1) shift weight of the robot to one leg

2) lift up the other leg without the robot tipping over

3) place the leg up in the air one step in front of the robot

4) repeat the whole thing again

Once you get a rough idea of how you want to make these happen (depending on how u arrange your servos) just estimate and take down the individual servo angles required to make it possible. It will probably take some fine tuning before you get the balance and coordination required. If im not wrong, in the arduino code its just a bunch of servowrite functions in the loop()

hope this helps


Ok thanks!

What type of servo controller did you use?

no servo controller.. just connect the servos to a common supply/ground, then their signal wires directly to the pwm pins of the arduino board..

now that you mentioned.. what advantages do servo controllers provide? i always wanted know..


I can tell you. The servo controller is nothing more than a board with a lot of pins, sometimes with an additional power supply for the servos only. On that pins you can plug the servo cable very easy since on an original Arduino board you do not have that many connectors for the power supply. You can check my own "servo controller" which does not "control" anything but provide the 3-pin connetion for the servos equipped with an heavy duty power line ;-)


OddBots Spider controller witht the high power servo shield puts the bar higher. There is also a connector for high power supply since it's capable to drive a whole bunch more servos.



Most likely im going to need a servo controller with the amount of servos I will be using.
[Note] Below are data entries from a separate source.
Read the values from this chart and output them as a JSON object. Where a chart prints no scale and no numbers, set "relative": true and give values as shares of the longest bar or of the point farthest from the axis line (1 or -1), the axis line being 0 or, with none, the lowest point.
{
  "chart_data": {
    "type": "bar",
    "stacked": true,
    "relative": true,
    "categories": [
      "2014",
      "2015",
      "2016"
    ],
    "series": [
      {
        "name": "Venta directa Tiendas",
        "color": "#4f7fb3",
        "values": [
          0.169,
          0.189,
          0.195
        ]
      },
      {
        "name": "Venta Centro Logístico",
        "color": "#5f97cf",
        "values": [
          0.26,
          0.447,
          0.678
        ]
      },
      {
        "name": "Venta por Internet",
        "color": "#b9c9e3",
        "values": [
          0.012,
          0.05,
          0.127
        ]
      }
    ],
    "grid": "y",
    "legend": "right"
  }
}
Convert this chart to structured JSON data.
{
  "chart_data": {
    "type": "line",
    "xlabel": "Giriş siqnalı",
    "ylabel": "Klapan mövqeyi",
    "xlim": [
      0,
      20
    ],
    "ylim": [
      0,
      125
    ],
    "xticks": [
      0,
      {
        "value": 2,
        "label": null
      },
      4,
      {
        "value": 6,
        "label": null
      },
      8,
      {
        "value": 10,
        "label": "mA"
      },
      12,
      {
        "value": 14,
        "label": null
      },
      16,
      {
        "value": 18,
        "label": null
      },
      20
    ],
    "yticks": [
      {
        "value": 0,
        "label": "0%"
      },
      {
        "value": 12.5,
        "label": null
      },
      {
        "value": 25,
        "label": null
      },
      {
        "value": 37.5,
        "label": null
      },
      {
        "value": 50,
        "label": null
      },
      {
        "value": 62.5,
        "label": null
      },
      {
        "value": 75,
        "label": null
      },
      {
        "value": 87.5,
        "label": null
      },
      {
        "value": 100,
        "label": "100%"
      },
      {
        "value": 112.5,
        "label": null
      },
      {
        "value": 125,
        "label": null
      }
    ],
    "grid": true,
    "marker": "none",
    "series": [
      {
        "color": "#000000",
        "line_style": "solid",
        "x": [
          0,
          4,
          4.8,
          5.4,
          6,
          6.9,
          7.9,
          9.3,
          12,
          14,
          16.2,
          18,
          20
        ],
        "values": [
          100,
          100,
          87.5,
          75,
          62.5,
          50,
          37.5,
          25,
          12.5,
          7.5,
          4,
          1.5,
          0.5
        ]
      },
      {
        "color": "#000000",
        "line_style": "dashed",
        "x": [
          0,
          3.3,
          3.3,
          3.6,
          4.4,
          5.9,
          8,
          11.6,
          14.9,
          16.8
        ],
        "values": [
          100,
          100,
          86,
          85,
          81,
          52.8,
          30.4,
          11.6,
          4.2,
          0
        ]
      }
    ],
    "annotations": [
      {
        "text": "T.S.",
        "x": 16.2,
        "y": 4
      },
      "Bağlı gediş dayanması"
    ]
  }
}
I want do replicate this popsicle sticks and all, but add an upper body with arms as well as a ping sensor for the head and program it to walk around and and avoid things.. Seems like a fun project. The servo controller OddBot used on chopsticks looks pretty extreme.

sounds interesting!! remember to let us know when its done!

I am wondering why you appear to have the ankles tilting the wrong way? If you tilt them in the opposite direction then with some experimentation you should be able to get the robot to balance on one foot. This will allow the other leg to move more freely and make the walking gait more efficient.